The main cast is formed from the protagonist Shara, and three supporting characters – Vohannes Votrov, Governor Turyin Mulagesh, and Sigrud. Every single one of them places on my top characters of all time list and are all utterly delightful. Shara is a young spy away from home with an unparalleled understanding of history that empowers her to solve the mystery surrounding the book. She is witty, smart, interesting, relatable, and something unique in a fantasy landscape of similar characters. Vohannes, or Voh, was my personal favorite. A noble of a conquered people, he lives a hard life in the name of making his country better. I have seldom cared about a character as much as I did Voh, and a few of his speeches still keep me up at night thinking about them. Sigrud and Mulagesh are more trope-ish than the other two, but are no less fantastic. A stoic warrior with a penchant for doing the unbelievable, and a jaded military veteran who just wants to retire into her earned relaxation. The four of them have a dynamic that lights up every page as they explore the world.
And what a world it is. Bennett has crafted a fantastic new realm that is alive and ever changing. His humorous prose and imaginative design creates a place that piques your curiosity and vividly fills your imagination. With entirely original settings, creatures, and creations I felt like I finished the book with my imagination expanded and filled with new ideas. I have been around the block a few times when it comes to fantasy creations and I could not believe how many new things were packed into this one book. I had fun understanding how things worked, why things happened, and figuring out what I was looking at. Despite being a fantasy book, Bennett did a good job of laying the clues of the story out for you to find if you look hard enough in the true tradition of mystery novels. City of Stairs is a really fun book, but that isn’t its best quality.

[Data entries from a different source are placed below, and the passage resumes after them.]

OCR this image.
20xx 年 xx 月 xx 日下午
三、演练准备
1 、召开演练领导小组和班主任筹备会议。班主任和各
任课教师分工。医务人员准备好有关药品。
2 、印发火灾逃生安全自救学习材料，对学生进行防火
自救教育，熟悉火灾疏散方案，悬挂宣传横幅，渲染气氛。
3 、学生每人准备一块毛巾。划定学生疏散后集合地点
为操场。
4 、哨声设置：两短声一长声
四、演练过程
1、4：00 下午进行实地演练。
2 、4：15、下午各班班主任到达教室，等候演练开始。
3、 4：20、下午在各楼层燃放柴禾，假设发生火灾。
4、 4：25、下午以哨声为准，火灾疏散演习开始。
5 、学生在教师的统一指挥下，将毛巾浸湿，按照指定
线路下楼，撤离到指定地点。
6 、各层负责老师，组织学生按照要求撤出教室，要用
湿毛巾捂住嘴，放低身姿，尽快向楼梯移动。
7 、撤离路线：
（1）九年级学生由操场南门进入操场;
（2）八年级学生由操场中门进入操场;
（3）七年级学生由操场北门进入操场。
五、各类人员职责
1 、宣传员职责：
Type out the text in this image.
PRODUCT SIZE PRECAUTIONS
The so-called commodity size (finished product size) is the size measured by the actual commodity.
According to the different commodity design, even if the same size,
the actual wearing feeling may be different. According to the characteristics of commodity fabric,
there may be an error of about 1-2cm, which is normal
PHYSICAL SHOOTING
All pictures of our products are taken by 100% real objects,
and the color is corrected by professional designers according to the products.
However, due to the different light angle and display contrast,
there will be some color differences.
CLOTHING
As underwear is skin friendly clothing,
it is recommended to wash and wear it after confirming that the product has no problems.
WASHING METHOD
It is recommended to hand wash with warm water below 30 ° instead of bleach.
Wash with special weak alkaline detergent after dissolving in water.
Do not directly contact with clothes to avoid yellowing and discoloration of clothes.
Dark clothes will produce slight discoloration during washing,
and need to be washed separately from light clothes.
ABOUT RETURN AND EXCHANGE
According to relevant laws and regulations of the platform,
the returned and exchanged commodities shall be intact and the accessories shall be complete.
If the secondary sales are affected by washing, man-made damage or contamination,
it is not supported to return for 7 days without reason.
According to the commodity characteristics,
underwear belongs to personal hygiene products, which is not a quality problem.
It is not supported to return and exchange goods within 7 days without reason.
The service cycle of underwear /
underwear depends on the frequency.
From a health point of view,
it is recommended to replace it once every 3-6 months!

The best thing about City of Stairs is that it does all the amazing things above AND it does it all while also managing to be astoundingly deep and thought provoking. The emotional impact of the plot line is not small, and the workings of the world got me thinking a lot about how the real world works. My favorite books are always those that tell stories bigger that the pages they are printed on and City of Stairs hits this dead on. I will unfortunately not tell you what it made me think about as that would spoil the fun, but know that it made me reassess how I live my life and wonder if there was more I could be doing to help those around me.
I was told by many people to read City of Stairs when it first came out, and I foolishly ignored their advice. While not published in 2015, this was definitely the best book I have read this year, and probably for awhile. Do not make the mistake I did and hold off on reading this gem. The Quill to Live ecstatically recommends you go out and read City of Stairs by Robert Jackson Bennett.